Later, there was a big move to get away from the one and two years ahead language, and we started hearing a lot of talk about getting solid at grade level and *then* extending to a grade or two above, *maybe*. For instance, one year report cards at Lowell had a kind of timeline on them that started with grade level and went two years above. Obviously, no one ever got to show a level more than two years ahead, and never, ever would you see a kid being marked two years ahead at the beginning of the year. More recently the one or two years ahead stuff has kind of come back.

In the old old days, of course, the Individual Progress Program (as it was then known) required that students be more like *four* years ahead, not two.

Helen Schinske
Lori said…
Maybe this is a naive view since my child doesn't start the APP program for 2 more weeks and I'm not necessarily well-versed in GLEs and other eduspeak. And although I'd never have strung together the words "relationships, rigor, and relevance" on my own, I can say for sure that those are things that were lacking in our experience at the neighborhood school this past year.
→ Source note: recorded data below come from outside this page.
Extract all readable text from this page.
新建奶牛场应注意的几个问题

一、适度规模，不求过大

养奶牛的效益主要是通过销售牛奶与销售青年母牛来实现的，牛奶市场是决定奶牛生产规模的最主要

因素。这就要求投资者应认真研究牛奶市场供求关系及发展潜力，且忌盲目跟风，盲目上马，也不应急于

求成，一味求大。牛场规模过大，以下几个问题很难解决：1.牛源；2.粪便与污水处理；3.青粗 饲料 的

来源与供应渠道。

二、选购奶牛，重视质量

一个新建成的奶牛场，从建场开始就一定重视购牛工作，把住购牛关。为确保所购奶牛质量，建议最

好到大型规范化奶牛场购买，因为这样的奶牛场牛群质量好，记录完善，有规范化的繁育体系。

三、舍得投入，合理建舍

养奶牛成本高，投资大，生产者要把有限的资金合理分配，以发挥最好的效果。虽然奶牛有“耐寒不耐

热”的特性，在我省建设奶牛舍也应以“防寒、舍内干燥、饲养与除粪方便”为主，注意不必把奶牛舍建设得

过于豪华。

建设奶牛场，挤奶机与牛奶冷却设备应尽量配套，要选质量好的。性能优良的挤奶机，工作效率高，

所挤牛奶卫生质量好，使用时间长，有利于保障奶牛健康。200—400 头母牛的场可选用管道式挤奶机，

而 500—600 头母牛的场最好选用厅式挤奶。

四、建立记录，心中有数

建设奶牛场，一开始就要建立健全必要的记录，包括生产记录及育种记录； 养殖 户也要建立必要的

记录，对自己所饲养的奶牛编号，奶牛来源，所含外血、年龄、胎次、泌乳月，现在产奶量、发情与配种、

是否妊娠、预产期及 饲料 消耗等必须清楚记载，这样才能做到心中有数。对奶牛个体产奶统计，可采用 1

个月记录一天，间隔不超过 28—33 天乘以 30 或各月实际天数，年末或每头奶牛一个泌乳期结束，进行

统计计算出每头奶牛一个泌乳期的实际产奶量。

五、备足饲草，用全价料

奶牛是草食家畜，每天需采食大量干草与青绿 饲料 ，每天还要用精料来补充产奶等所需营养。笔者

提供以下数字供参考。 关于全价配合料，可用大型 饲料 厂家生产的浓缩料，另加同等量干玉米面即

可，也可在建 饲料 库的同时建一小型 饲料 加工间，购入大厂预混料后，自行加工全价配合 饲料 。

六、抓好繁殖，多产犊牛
And, yes, things that I hope we find at Lowell.

My vision of success for next year will be whether my daughter feels more "at home" in the APP peer group (relationships) and whether she is interested in (relevance) and challenged by (rigor) the work. Whether that means she gets thru the district's GLEs for 4th grade as a 2nd grader is technically less important to me as a mom than are these other issues.

Maybe once I'm more knowledgeable about the program though, I'll have a different opinion.
A Mom said…
In our recent experience, the "one and two years ahead" nomenclature refers to where kids will be at the end of 5th grade in math.

So a second grade APP student does some 2nd and some 3rd grade Everday Math and CMP starts in 4th grade (though not all units are covered). The science kits and Readers/Writers Workshop follow the grade level material.

The "deeper/enriched" curriculum is teacher dependent and varies quite a bit.

2nd grade APP students are not following 4th grade GLEs.

No elementary SSD students are following the newest WA State Learning Standards in science - the science kits don't cover all of the new 2009 standards. And EDM does not completely cover the WA State Math Standards. So the "one and two years ahead" terminology is hard to define in terms of state learning standards.